Sampdoria, Raab a Telenord: "Contro Vialli e Mancini nell'88 un'esperienza indelebile"

di Simone Galdi

L'ex giocatore del Carl Zeiss Jena ricorda la sfida di Coppa Coppe: "Il mio gol? Bello ma fortunato"

La leggenda del Carl Zeiss Jena Jurgen Raab ai microfoni di Telenord ricorda la mitica sfida di Coppa delle Coppe, tra la Samp d'oro di Vialli e Mancini e la formazione tedesco-orientale, un anno esatto prima del crollo del Muro di Berlino.

A fine intervista, Raab ha voluto lanciare un messaggio al Mancio, suo ex avversario, mostrando grande rispetto per l'ex giocatore blucerchiato oggi allenatore dell'Arabia Saudita.

"Per noi del Carl Zeiss quella Coppa delle Coppe 1988-89 era un ritorno in Europa: dopo la cavalcata del 1981, la finale persa contro la Dinamo Tbilisi, nella squadra c'era stata una grande involuzione. Nel 1988 eravamo giovani, giocammo la finale di Coppa di Germania Est contro la Dynamo Berlino, perdendo con sfortuna ai supplementari, ma ci qualificammo per la Coppa Coppe. Al primo turno eliminammo gli austriaci del Kremser, vincemmo per 5-1 qui a Jena. Poi incontrammo questa squadra giovane, la Sampdoria. Era una grande esperienza per noi, una grande avversaria, sapevamo sarebbe stato difficile eliminarla. In entrambi gli stadi ci fu il pienone, una splendida atmosfera, soprattutto nello stadio a Genova che veniva ricostruito per il Mondiale. Fu fantastico.

 

Ho sempre portato il numero 10, anche se avevo ereditato il 9 ad inizio carriera dalla leggenda Pietro Ducke. Ma mi sono sempre sentito un 10 come posizione e se dovevo scambiare la maglia volevo la 10 degli avversari. E' bello avere un ricordo e poi all'epoca Mancini era in Nazionale, come Vialli, e guardando alla carriera che ha fatto è fantastico avere ancora la sua maglia.

 

Fare il calciatore in Germania Est non voleva dire essere importanti per il governo e i dirigenti. Era un lavoro come un altro. Erano più importanti gli sport olimpici, perché dalle discipline classiche si possono ottenere più medaglie d'oro olimpiche. Dal calcio ne poteva arrivare solo una, da un nuotatore anche 6 o 7. Questo ci impediva un vero sviluppo del calcio di club. Mentre i grandi club europei potevano scegliere i migliori giocatori del mondo, noi dovevamo guardare solo nella nostra zona. Io venivo dalle giovanili locali come molti altri, e poi ci confrontavamo direttamente con i top team europei. Il governo ci rimproverava per i risultati, ma c'era troppa differenza. E i tifosi ci hanno sempre rispettato e seguiti, sapeva che ci impegnavamo.
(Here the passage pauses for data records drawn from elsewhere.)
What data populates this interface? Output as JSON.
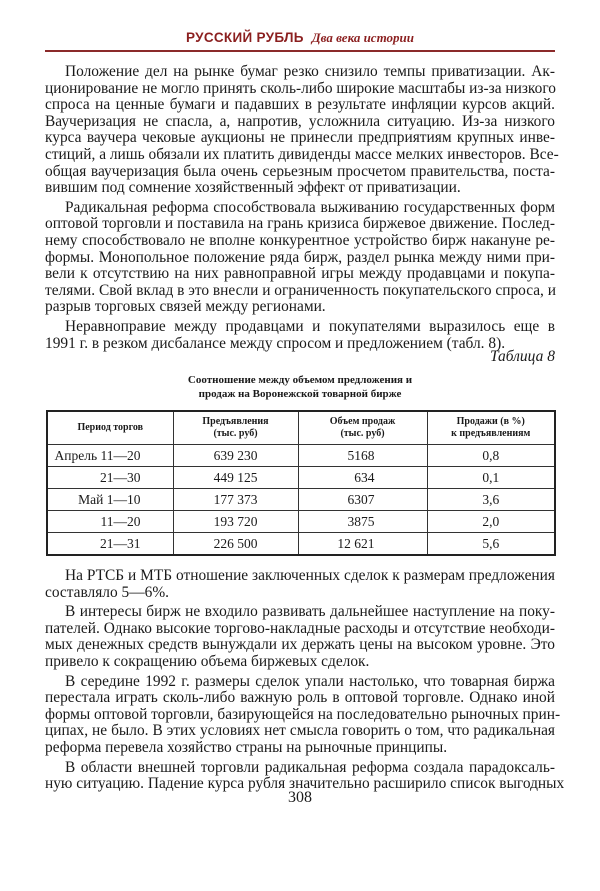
{
  "header": {
    "title": "РУССКИЙ РУБЛЬ",
    "subtitle": "Два века истории"
  },
  "paragraphs_top": [
    [
      "Положение дел на рынке бумаг резко снизило темпы приватизации. Ак-",
      "ционирование не могло принять сколь-либо широкие масштабы из-за низкого",
      "спроса на ценные бумаги и падавших в результате инфляции курсов акций.",
      "Ваучеризация не спасла, а, напротив, усложнила ситуацию. Из-за низкого",
      "курса ваучера чековые аукционы не принесли предприятиям крупных инве-",
      "стиций, а лишь обязали их платить дивиденды массе мелких инвесторов. Все-",
      "общая ваучеризация была очень серьезным просчетом правительства, поста-",
      "вившим под сомнение хозяйственный эффект от приватизации."
    ],
    [
      "Радикальная реформа способствовала выживанию государственных форм",
      "оптовой торговли и поставила на грань кризиса биржевое движение. Послед-",
      "нему способствовало не вполне конкурентное устройство бирж накануне ре-",
      "формы. Монопольное положение ряда бирж, раздел рынка между ними при-",
      "вели к отсутствию на них равноправной игры между продавцами и покупа-",
      "телями. Свой вклад в это внесли и ограниченность покупательского спроса, и",
      "разрыв торговых связей между регионами."
    ],
    [
      "Неравноправие между продавцами и покупателями выразилось еще в",
      "1991 г. в резком дисбалансе между спросом и предложением (табл. 8)."
    ]
  ],
  "table": {
    "label": "Таблица 8",
    "caption_lines": [
      "Соотношение между объемом предложения и",
      "продаж на Воронежской товарной бирже"
    ],
    "headers": [
      [
        "Период торгов",
        ""
      ],
      [
        "Предъявления",
        "(тыс. руб)"
      ],
      [
        "Объем продаж",
        "(тыс. руб)"
      ],
      [
        "Продажи (в %)",
        "к предъявлениям"
      ]
    ],
    "rows": [
      [
        "Апрель 11—20",
        "639 230",
        "5168",
        "0,8"
      ],
      [
        "21—30",
        "449 125",
        "634",
        "0,1"
      ],
      [
        "Май  1—10",
        "177 373",
        "6307",
        "3,6"
      ],
      [
        "11—20",
        "193 720",
        "3875",
        "2,0"
      ],
      [
        "21—31",
        "226 500",
        "12 621",
        "5,6"
      ]
    ]
  },
  "paragraphs_bottom": [
    [
      "На РТСБ и МТБ отношение заключенных сделок к размерам предложения",
      "составляло 5—6%."
    ],
    [
      "В интересы бирж не входило развивать дальнейшее наступление на поку-",
      "пателей. Однако высокие торгово-накладные расходы и отсутствие необходи-",
      "мых денежных средств вынуждали их держать цены на высоком уровне. Это",
      "привело к сокращению объема биржевых сделок."
    ],
    [
      "В середине 1992 г. размеры сделок упали настолько, что товарная биржа",
      "перестала играть сколь-либо важную роль в оптовой торговле. Однако иной",
      "формы оптовой торговли, базирующейся на последовательно рыночных прин-",
      "ципах, не было. В этих условиях нет смысла говорить о том, что радикальная",
      "реформа перевела хозяйство страны на рыночные принципы."
    ],
    [
      "В области внешней торговли радикальная реформа создала парадоксаль-",
      "ную ситуацию. Падение курса рубля значительно расширило список выгодных"
    ]
  ],
  "page_number": "308",
  "colors": {
    "header": "#8b1f1f",
    "rule": "#8b2a2a"
  }
}
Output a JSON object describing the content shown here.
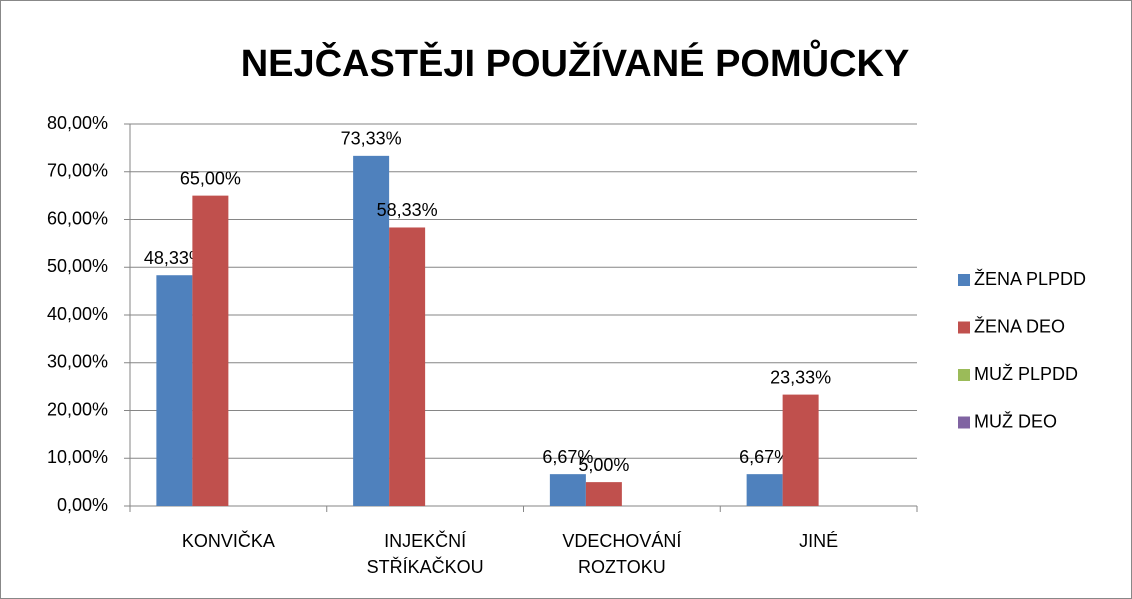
{
  "chart_data": {
    "type": "bar",
    "title": "NEJČASTĚJI POUŽÍVANÉ POMŮCKY",
    "categories": [
      "KONVIČKA",
      "INJEKČNÍ STŘÍKAČKOU",
      "VDECHOVÁNÍ ROZTOKU",
      "JINÉ"
    ],
    "series": [
      {
        "name": "ŽENA PLPDD",
        "color": "#4f81bd",
        "values": [
          48.33,
          73.33,
          6.67,
          6.67
        ],
        "value_labels": [
          "48,33%",
          "73,33%",
          "6,67%",
          "6,67%"
        ]
      },
      {
        "name": "ŽENA DEO",
        "color": "#c0504d",
        "values": [
          65,
          58.33,
          5,
          23.33
        ],
        "value_labels": [
          "65,00%",
          "58,33%",
          "5,00%",
          "23,33%"
        ]
      },
      {
        "name": "MUŽ PLPDD",
        "color": "#9bbb59",
        "values": [
          null,
          null,
          null,
          null
        ]
      },
      {
        "name": "MUŽ DEO",
        "color": "#8064a2",
        "values": [
          null,
          null,
          null,
          null
        ]
      }
    ],
    "ylim": [
      0,
      80
    ],
    "yticks": [
      {
        "value": 0,
        "label": "0,00%"
      },
      {
        "value": 10,
        "label": "10,00%"
      },
      {
        "value": 20,
        "label": "20,00%"
      },
      {
        "value": 30,
        "label": "30,00%"
      },
      {
        "value": 40,
        "label": "40,00%"
      },
      {
        "value": 50,
        "label": "50,00%"
      },
      {
        "value": 60,
        "label": "60,00%"
      },
      {
        "value": 70,
        "label": "70,00%"
      },
      {
        "value": 80,
        "label": "80,00%"
      }
    ],
    "grid": true,
    "legend": "right"
  }
}
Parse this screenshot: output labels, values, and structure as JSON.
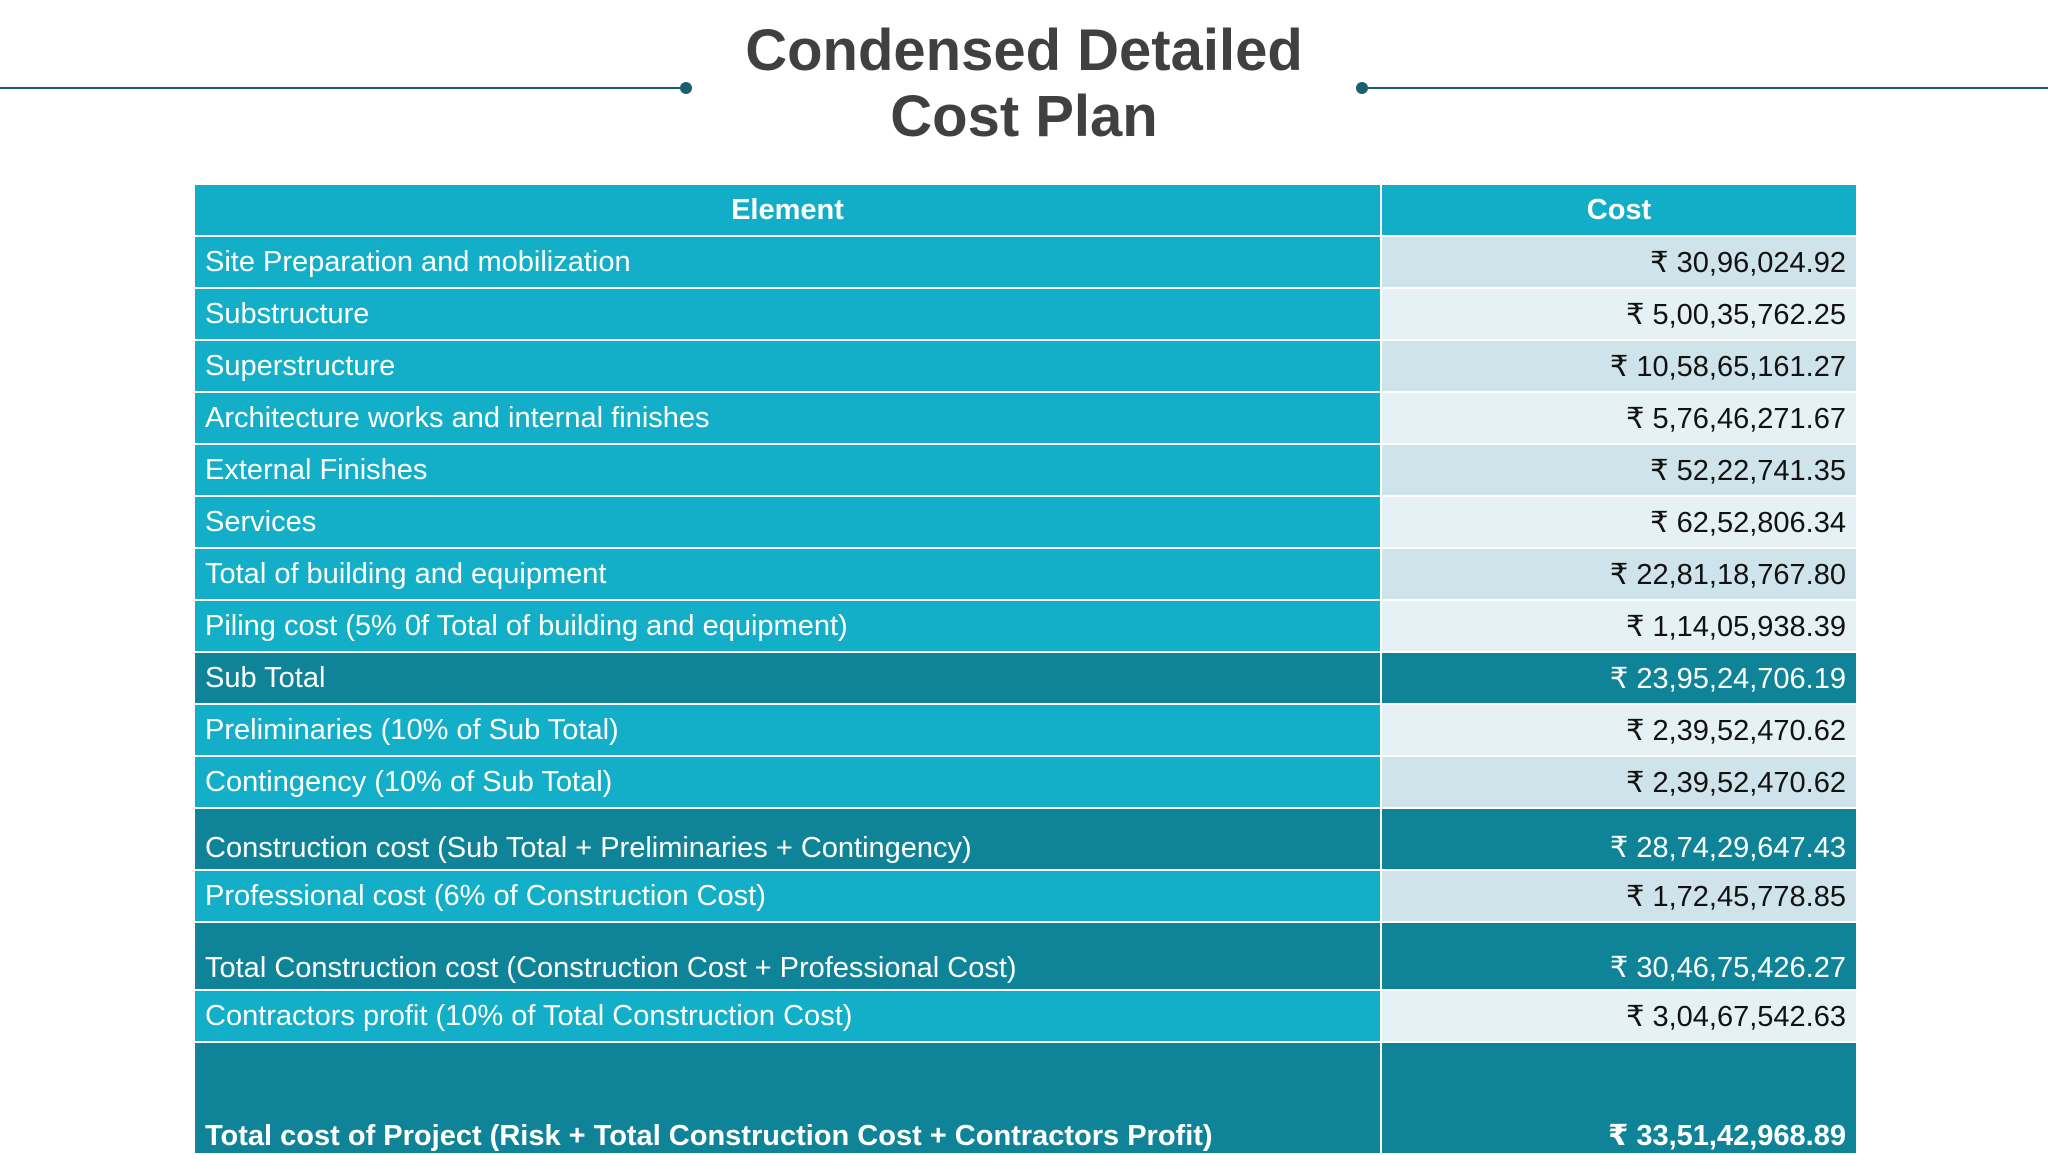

Il mio gol è nato da una palla lunga, ero un po' stanco in quel momento, ho lasciato rimbalzare la palla e mi sono detto che se avessi calciato bene, avrei avuto un'occasione per segnato. E forse sono stato un po' fortunato, lo ammetto. Allo stesso tempo, a pensarci è stato l'ultimo gol nelle coppe europee per il Carl Zeiss Jena.  In quel momento non l'avremmo mai pensato.

All'epoca della partita non avremmo mai pensato che un anno dopo sarebbe caduto il Muro di Berlino. Pensavamo solo all'eliminazione e alle partite successive. Ma poco a poco sono arrivate notizie delle proteste nelle città, come a Lipsia, e poi la spinta di Gorbaciov ha fatto cadere il Muro.

All'epoca non ero così euforico, perché ero stato in altri paesi europei, Spagna, Belgio, sapevo che anche lì non era tutto perfetto. Ma finalmente avevamo la libertà, una nuova vita, il marco tedesco in tasca, si poteva capire l'euforia. E' sbagliato dire alla gente che non puoi muoverti: quello è stato un grande errore. Se le persone si sentono imprigionate, quello è l'errore più grande che puoi fare come governo."